Personal information
- Full name: Hugo Bryan Monte dos Santos
- Born: 6 April 2003 (age 23) São João de Meriti, Brazil
- Height: 1.93 m (6 ft 4 in)
- Playing position: Left back

Club information
- Current club: kuwait club Handball
- Number: 26

Senior clubs
- Years: Team
- 0000–2023: EC Pinheiros
- 2023–: Montpellier Handball

National team ^{1}
- Years: Team / Apps / (Gls)
- –: Brazil / 10 / (21)

Medal record
Pan American Games
| Silver medal – second place | 2023 Santiago | Team |
South and Central American Championship
| Gold medal – first place | 2024 Argentina |  |
| Silver medal – second place | 2026 Paraguay |  |
South and Central American Junior Championship
| Gold medal – first place | 2022 Argentina |  |

= Bryan Monte =

Brazilian handball player (born 2003)

Hugo Bryan Monte dos Santos better known as Bryan Monte (born 6 April 2003) is a Brazilian handball player for Montpellier Handball and the Brazilian national team.

== Career ==
Monte started at EC Pinheiros in Brazil. Here he won the South and Central American Men's Club Handball Championship in 2021. In 2022 he represented the club at the 2023 IHF Super Globe.

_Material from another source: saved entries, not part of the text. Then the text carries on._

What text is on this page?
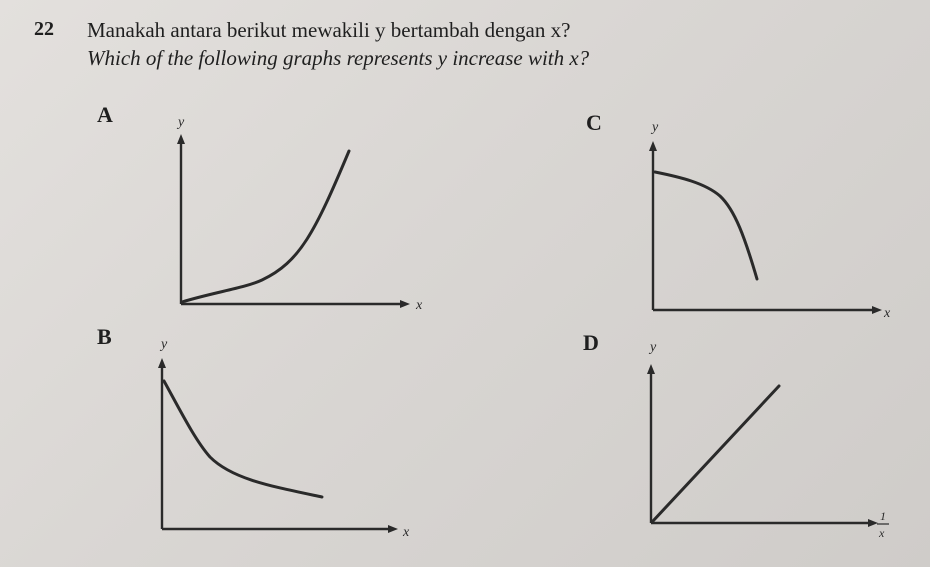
22 Manakah antara berikut mewakili y bertambah dengan x?
Which of the following graphs represents y increase with x?
A
B
C
D
y
x
y
x
y
x
y
1
x
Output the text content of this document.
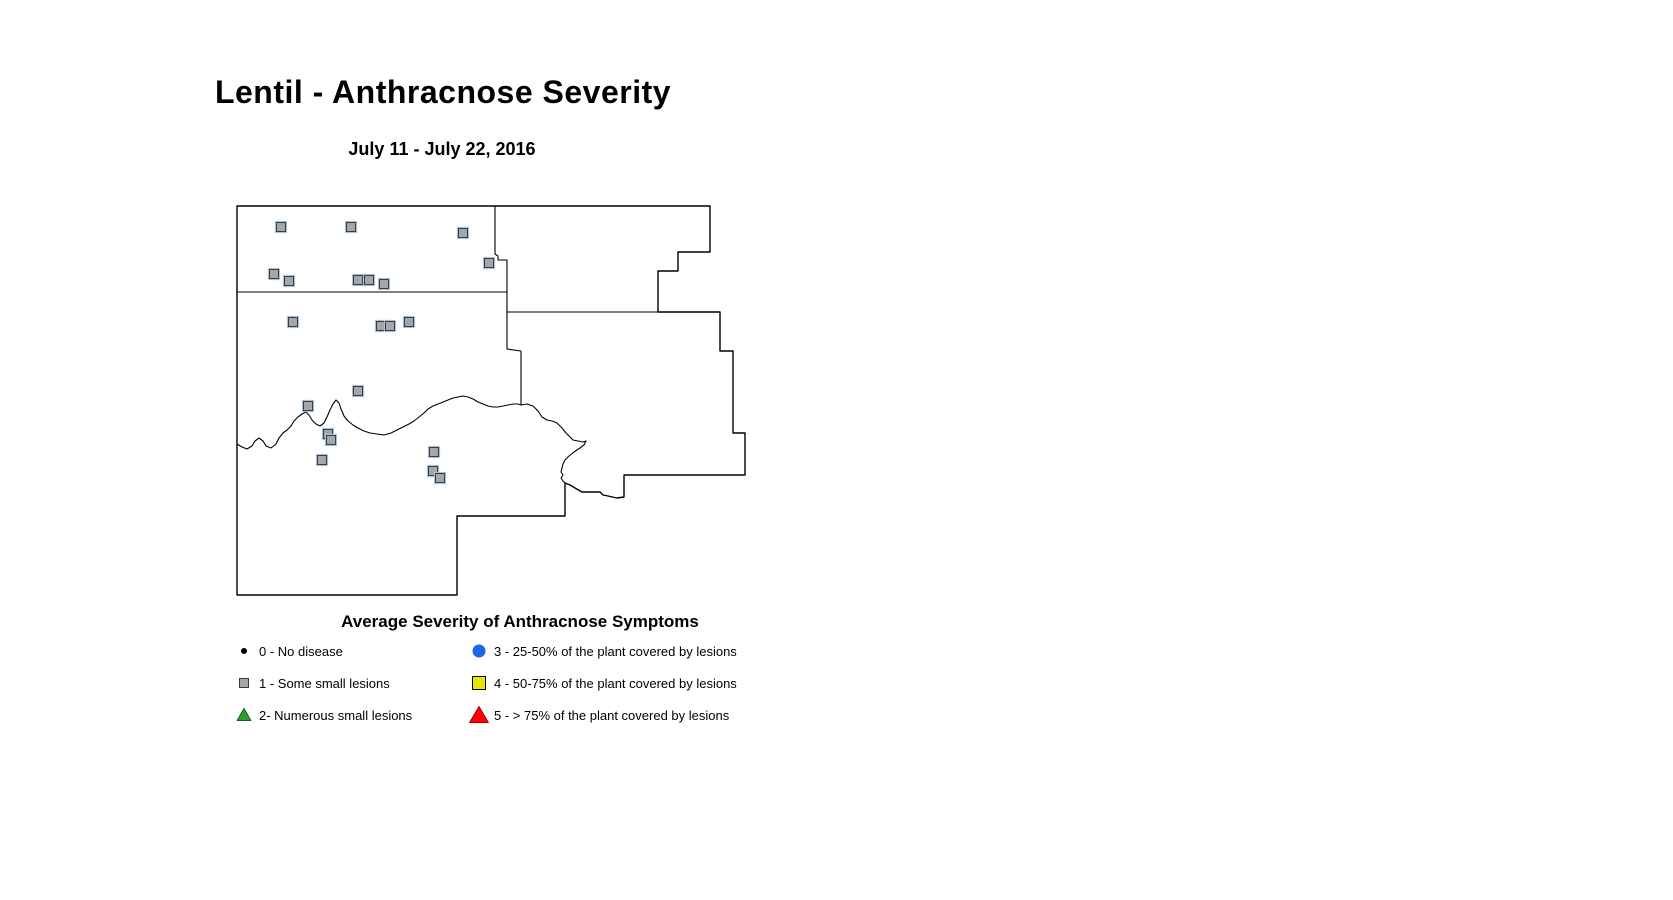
Lentil - Anthracnose Severity
July 11 - July 22, 2016
Average Severity of Anthracnose Symptoms
0 - No disease
1 - Some small lesions
2- Numerous small lesions
3 - 25-50% of the plant covered by lesions
4 - 50-75% of the plant covered by lesions
5 - > 75% of the plant covered by lesions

In 2023 he signed for Montpellier Handball.

With the national team he played at the 2023 World Men's Handball Championship, where they finished 17th. Monte scored 17 goals in 6 matches.

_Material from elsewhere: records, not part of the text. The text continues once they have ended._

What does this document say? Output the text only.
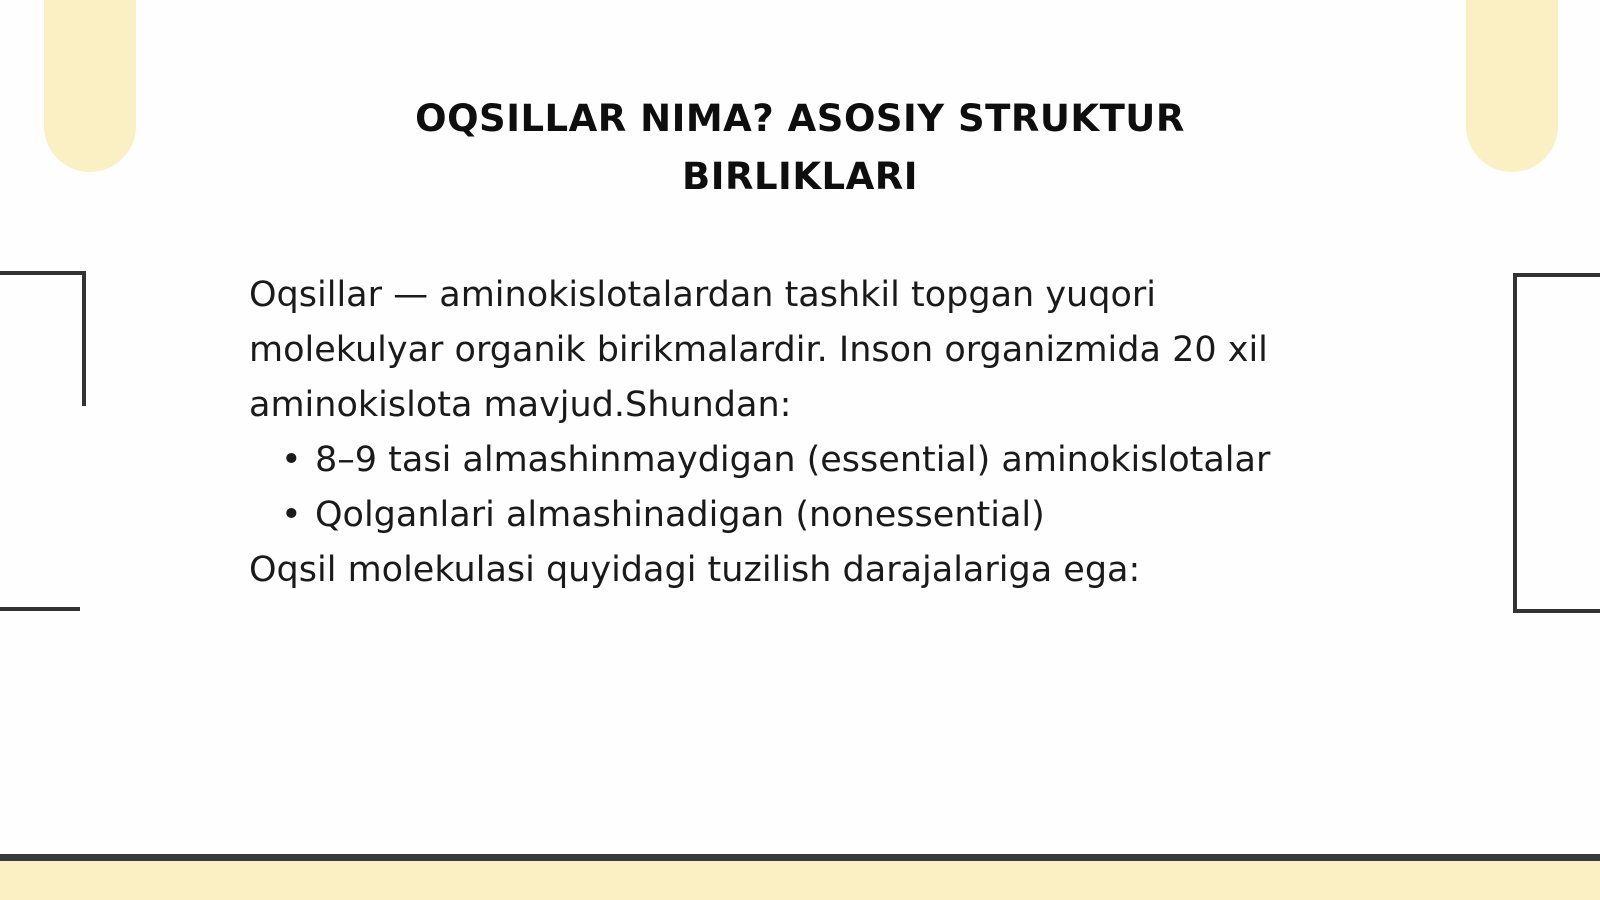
OQSILLAR NIMA? ASOSIY STRUKTUR
BIRLIKLARI

Oqsillar — aminokislotalardan tashkil topgan yuqori molekulyar organik birikmalardir. Inson organizmida 20 xil aminokislota mavjud.Shundan:

• 8–9 tasi almashinmaydigan (essential) aminokislotalar
• Qolganlari almashinadigan (nonessential)

Oqsil molekulasi quyidagi tuzilish darajalariga ega:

At the 2023 Pan American Games he won silver medals with the Brazilian team, finishing behind Argentina. At the 2024 South and Central American Men's Handball Championship he won gold medals.

Just before the 2025 World Men's Handball Championship Monte was injured during a test match against Germany. He did however recover in order to play at the tournament. He could therefore help his team when Brazil reached the quarterfinal of the World Championship for the first time, knocking out Sweden, Norway and Spain. They lost the quarterfinal to Denmark.